I’m finally reading Norman Davies’s Vanished Kingdoms (see this post), and I’m in the middle of the (necessarily long) chapter “Burgundia: Five, Six, or Seven Kingdoms (c. 411-1795).” I’m fascinated by the extraordinarily complicated history of the various entities that have been known as Burgundy over the centuries (in fact, I have an entire book on it, Phoenix Frustrated: Lost Kingdom of Burgundy
by Christopher Cope, which is fun but amateurish), and Davies has plenty of maps and references and I’m enjoying it a lot.

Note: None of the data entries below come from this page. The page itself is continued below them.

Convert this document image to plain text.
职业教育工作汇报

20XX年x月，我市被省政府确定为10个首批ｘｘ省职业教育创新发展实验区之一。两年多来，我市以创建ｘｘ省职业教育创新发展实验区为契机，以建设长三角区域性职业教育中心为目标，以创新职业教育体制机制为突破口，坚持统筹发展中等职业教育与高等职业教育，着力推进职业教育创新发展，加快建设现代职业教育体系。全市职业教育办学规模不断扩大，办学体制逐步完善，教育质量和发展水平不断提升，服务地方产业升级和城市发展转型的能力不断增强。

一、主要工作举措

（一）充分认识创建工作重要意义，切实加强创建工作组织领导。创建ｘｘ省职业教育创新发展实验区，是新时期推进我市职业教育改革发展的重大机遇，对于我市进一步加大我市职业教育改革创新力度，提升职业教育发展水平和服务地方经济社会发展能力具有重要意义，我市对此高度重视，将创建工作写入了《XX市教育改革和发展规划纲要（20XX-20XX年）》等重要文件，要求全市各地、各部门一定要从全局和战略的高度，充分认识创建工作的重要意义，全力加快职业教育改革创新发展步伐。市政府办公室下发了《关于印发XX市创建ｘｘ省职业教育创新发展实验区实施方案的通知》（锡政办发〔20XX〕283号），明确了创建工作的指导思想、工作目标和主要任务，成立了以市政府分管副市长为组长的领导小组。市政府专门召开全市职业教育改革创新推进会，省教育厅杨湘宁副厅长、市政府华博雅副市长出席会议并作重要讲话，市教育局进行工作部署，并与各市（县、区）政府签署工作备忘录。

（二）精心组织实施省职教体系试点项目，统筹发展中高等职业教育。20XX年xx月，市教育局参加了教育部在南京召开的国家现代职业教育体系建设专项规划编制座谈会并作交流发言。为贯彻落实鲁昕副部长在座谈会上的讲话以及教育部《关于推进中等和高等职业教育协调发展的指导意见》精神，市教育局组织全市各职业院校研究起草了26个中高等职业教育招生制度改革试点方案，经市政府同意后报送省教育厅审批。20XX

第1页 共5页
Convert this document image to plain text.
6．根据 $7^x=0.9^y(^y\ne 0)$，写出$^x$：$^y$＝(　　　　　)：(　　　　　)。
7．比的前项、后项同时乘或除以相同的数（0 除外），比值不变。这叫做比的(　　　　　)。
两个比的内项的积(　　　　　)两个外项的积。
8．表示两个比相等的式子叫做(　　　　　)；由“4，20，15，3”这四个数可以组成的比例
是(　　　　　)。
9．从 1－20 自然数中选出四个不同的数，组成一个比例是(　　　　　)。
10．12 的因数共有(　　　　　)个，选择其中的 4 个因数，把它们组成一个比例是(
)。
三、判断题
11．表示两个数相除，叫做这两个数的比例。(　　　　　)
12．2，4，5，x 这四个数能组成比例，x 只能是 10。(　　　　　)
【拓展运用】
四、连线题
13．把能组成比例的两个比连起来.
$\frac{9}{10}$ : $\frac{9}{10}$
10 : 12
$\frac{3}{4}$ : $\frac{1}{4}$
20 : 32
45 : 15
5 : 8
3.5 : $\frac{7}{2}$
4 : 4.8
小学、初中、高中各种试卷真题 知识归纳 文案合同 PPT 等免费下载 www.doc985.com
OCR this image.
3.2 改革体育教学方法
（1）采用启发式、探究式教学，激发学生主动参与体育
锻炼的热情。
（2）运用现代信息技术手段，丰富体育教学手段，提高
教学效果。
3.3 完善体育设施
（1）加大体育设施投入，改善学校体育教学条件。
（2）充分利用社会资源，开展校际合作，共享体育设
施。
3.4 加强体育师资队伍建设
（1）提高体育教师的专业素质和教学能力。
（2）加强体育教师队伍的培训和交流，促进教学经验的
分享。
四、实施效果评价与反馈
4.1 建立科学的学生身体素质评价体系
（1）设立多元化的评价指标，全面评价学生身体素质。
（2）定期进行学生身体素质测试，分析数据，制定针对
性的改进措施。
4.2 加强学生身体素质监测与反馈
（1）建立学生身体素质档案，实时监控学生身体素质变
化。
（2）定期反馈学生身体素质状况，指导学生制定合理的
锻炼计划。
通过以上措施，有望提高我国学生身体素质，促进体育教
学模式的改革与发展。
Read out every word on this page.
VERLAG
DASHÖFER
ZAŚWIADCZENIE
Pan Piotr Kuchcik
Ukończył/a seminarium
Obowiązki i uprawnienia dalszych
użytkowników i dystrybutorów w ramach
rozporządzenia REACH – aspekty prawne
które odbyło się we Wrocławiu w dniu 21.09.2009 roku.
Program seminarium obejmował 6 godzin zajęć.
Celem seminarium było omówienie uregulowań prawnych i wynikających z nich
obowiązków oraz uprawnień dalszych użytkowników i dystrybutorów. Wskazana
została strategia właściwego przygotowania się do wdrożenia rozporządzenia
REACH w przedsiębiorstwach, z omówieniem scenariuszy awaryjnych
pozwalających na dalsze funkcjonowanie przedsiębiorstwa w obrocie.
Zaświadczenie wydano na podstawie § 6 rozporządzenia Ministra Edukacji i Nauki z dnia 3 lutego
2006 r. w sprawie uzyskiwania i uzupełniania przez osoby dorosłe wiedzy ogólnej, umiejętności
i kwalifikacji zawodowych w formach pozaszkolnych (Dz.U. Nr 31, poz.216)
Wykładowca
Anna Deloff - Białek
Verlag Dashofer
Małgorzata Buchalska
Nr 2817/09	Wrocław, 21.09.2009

And I’ve just discovered a new language name! When he discusses Franco-Provençal (which was to the medieval Kingdom of Burgundy more or less as Belarusian was to the Polish–Lithuanian Commonwealth—the original Burgundians, who may have come from Bornholm, spoke an East Germanic language closely related to Gothic), Davies refers to it as “Arpitan,” which threw me for a loop. Google sent me to Wikipedia, which explains that “Arpitania and Arpitan Language are … neologisms from the 20th century… initially used for the Alpine regions where Arpitan was spoken. The name was popularised by Mouvement Harpitanya, a left-wing political grouping in Aosta Valley in 1970s.” In fact, he reproduces the “Map of Arpitania” shown on that Wikipedia page; it’s fun to see forms like “Lons” for Lyons and “Grenoblo” for Grenoble. Too bad the language, under whatever name, is dying out.